El reemplazo de estos oficios, aunque posible en lo potencial, no ocurrirá sin resistencias. En España, por ejemplo, varias librerías decidieron retirar de sus estantes el libro Juana de Arco, publicado por Planeta, cuando un reconocido ilustrador hizo público un mensaje demostrando que la portada había sido diseñada por una IA.

Un robot impulsado por inteligencia artificial llamado Ameca, desarrollado por Engineered Arts, muestra imitaciones en Londres. Foto: EFE/ Tolga AkmenUn robot impulsado por inteligencia artificial llamado Ameca, desarrollado por Engineered Arts, muestra imitaciones en Londres. Foto: EFE/ Tolga Akmen

Acaso ese acto de solidaridad entre dos actores del ecosistema del libro también podría explicarse por un sentido de amenaza compartida. Si el oficio de un librero podía evaluarse por su capacidad, entre otras cosas, de ofrecer a los clientes recomendaciones, plataformas como Goodreads o The StoryGraph se comportan como imitadores artificiales que generan sugerencias a medida.

La pérdida de la complejidad en favor de la transparencia y la homogeneización del gusto a partir de la repetición algorítmica de lo mismo parecen propiciar un clima de “achatamiento” cultural. Sumado a ello, existen estudios que comprueban el impacto negativo en la capacidad cognitiva de las personas ante el uso constante de programas como ChatGPT, aunque esto bien podría recordar a las quejas de Platón contra el medio escrito.

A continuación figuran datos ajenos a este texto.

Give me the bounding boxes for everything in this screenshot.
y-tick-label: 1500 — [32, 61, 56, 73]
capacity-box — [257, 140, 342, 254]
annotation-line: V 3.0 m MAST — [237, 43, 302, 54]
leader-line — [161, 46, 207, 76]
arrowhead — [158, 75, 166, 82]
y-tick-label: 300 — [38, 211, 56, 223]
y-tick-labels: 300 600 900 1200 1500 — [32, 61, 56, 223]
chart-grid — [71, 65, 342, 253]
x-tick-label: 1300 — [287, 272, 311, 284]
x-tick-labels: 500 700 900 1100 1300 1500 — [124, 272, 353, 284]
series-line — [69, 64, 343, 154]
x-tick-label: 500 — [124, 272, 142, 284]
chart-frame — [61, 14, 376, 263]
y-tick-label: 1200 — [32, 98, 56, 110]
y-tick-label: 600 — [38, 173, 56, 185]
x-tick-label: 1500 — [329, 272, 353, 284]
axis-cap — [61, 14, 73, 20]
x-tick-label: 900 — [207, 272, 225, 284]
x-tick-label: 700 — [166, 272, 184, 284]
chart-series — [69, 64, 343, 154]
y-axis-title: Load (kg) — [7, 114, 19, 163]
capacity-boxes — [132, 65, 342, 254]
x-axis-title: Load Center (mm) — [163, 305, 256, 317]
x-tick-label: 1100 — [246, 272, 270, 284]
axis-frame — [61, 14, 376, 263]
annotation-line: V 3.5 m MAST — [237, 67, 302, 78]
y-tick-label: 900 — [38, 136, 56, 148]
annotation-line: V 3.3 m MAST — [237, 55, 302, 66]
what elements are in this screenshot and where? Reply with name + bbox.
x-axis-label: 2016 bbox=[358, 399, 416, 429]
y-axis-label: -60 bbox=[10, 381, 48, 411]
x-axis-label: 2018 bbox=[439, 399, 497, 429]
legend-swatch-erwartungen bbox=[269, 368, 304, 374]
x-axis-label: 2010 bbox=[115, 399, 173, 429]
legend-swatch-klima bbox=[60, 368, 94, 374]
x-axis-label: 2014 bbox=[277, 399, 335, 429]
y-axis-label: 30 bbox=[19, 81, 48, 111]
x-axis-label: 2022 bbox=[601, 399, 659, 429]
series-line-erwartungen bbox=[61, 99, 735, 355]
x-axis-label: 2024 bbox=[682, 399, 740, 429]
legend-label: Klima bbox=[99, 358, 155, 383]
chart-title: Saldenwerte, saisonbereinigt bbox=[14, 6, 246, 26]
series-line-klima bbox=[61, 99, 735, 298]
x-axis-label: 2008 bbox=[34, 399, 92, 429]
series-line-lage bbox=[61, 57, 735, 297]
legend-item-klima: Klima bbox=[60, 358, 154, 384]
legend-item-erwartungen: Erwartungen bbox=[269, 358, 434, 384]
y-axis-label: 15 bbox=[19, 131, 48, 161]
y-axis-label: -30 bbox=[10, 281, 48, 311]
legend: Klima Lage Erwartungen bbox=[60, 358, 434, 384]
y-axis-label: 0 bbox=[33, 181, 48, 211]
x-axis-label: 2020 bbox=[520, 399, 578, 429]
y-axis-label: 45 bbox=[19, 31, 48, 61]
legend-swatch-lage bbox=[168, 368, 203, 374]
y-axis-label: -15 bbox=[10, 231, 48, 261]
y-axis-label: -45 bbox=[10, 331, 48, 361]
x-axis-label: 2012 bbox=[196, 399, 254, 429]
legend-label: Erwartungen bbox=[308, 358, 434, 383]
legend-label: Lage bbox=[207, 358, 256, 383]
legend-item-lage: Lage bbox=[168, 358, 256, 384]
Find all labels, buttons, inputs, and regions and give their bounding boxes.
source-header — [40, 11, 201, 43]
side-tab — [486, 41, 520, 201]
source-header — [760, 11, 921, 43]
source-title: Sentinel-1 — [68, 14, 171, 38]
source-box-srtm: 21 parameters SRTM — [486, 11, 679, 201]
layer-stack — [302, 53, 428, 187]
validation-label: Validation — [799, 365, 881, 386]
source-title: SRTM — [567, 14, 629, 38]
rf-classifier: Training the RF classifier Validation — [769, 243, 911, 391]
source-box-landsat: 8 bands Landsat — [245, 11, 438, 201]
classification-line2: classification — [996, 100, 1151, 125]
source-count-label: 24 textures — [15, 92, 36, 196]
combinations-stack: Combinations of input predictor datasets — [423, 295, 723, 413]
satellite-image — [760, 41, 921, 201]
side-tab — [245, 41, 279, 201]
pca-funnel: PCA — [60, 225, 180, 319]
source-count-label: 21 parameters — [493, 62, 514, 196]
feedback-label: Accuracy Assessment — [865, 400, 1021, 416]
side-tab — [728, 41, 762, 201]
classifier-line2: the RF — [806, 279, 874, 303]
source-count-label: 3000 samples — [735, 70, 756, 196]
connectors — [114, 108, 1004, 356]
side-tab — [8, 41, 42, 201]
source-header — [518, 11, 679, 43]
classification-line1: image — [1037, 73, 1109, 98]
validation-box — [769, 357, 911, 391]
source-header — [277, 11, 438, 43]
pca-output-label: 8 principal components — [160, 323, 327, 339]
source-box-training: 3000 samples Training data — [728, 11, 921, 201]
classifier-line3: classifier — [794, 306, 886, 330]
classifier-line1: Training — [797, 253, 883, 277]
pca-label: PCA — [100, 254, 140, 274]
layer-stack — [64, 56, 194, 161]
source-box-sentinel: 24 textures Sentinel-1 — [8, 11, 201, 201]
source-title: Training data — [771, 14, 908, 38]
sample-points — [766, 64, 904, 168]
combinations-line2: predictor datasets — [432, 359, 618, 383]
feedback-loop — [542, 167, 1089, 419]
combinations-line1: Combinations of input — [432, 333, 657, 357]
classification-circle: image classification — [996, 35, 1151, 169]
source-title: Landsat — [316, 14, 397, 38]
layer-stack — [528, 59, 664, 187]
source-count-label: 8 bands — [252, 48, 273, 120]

A pesar de todas las alarmas, hay quienes, como Isabel Allende, encuentran en el desarrollo de la IA un desafío y una oportunidad para la experimentación. El escritor y crítico literario español Jorge Carrión publicó Los campos magnéticos, en el que acreditaba a dos sistemas de IA como coautores. Se trataba de un homenaje a la obra de los surrealistas André Breton y Philippe Soupault, en el que llevaba la idea de la escritura automática a un diálogo entre dos máquinas.

“Si durante años nos acostumbramos al corrector del procesador de textos, ahora somos los correctores y editores de los textos creados por el programa de OpenAI”, afirmaba Carrión en un artículo en La Vanguardia. Cuánto de cierto hay en ese diagnóstico se comprobará en los años por venir.